Vallée d’Aoste Charvensod
- Full name: Associazione Sportiva Dilettantistica Vallée d’Aoste Charvensod
- Founded: 2004 (as Aosta Calcio Charvensod) 2010 (as Vallée d’Aoste Charvensod)
- Ground: Guido Saba Stadium, Charvensod, Italy
- Chairman: Manuel Ravelli
- Manager: Mirko Monetta
- League: Eccellenza Piedmont and Aosta Valley
- 2012–13: Promozione Piedmont and Aosta, 1st (promoted)
| Home colours | Away colours |

= ASD Vallée d'Aoste Charvensod =

Italian football club

Associazione Sportiva Dilettantistica Vallée d’Aoste Charvensod is an Italian association football club, based in Charvensod, Aosta Valley.

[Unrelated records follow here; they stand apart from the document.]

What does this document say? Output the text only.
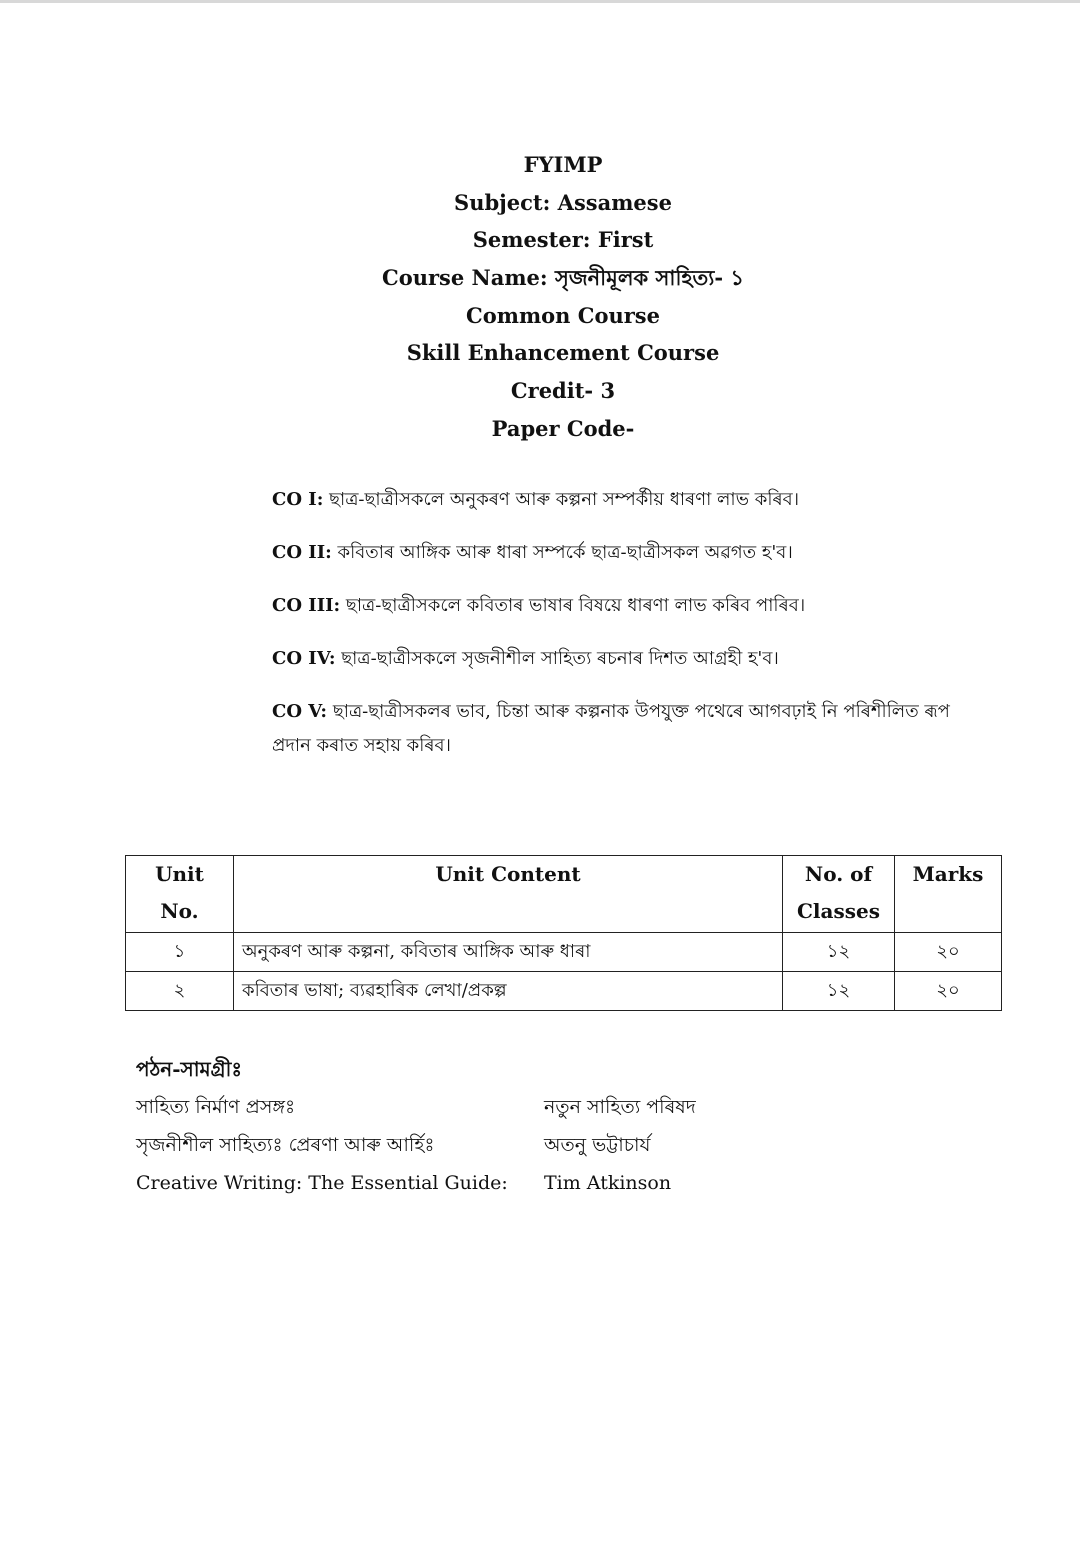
FYIMP
Subject: Assamese
Semester: First
Course Name: সৃজনীমূলক সাহিত্য- ১
Common Course
Skill Enhancement Course
Credit- 3
Paper Code-
CO I: ছাত্ৰ-ছাত্ৰীসকলে অনুকৰণ আৰু কল্পনা সম্পৰ্কীয় ধাৰণা লাভ কৰিব।
CO II: কবিতাৰ আঙ্গিক আৰু ধাৰা সম্পৰ্কে ছাত্ৰ-ছাত্ৰীসকল অৱগত হ'ব।
CO III: ছাত্ৰ-ছাত্ৰীসকলে কবিতাৰ ভাষাৰ বিষয়ে ধাৰণা লাভ কৰিব পাৰিব।
CO IV: ছাত্ৰ-ছাত্ৰীসকলে সৃজনীশীল সাহিত্য ৰচনাৰ দিশত আগ্ৰহী হ'ব।
CO V: ছাত্ৰ-ছাত্ৰীসকলৰ ভাব, চিন্তা আৰু কল্পনাক উপযুক্ত পথেৰে আগবঢ়াই নি পৰিশীলিত ৰূপ প্ৰদান কৰাত সহায় কৰিব।
Unit No.	Unit Content	No. of Classes	Marks
১	অনুকৰণ আৰু কল্পনা, কবিতাৰ আঙ্গিক আৰু ধাৰা	১২	২০
২	কবিতাৰ ভাষা; ব্যৱহাৰিক লেখা/প্ৰকল্প	১২	২০
পঠন-সামগ্ৰীঃ
সাহিত্য নিৰ্মাণ প্ৰসঙ্গঃ	নতুন সাহিত্য পৰিষদ
সৃজনীশীল সাহিত্যঃ প্ৰেৰণা আৰু আৰ্হিঃ	অতনু ভট্টাচাৰ্য
Creative Writing: The Essential Guide:	Tim Atkinson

The club currently plays in Promozione Piedmont and Aosta Valley.

==History==

===From Aosta Calcio Charvensod to Vallée d’Aoste Charvensod===
U.S. Aosta Calcio Charvensod was founded in 2004 after the merger of A.S. Aosta 2000 and Charvensod Sant’Orso.

In 2007 it became A.S.D. Charvensod Aosta.

In the summer of 2010 the club, who had just been relegated to Prima Categoria, changes its name in A.S.D. Vallée d’Aoste Charvensod, in order to continue so the tradition of the former Valle d'Aosta Calcio which had been dissolved and ostensibly represented the Aosta Valley region, however, the club never formally acquired the sports title and assets.

The team was promoted from Prima Categoria Piedmont and Aosta to Promozione Piedmont and Aosta Valley in the 2010–11 season.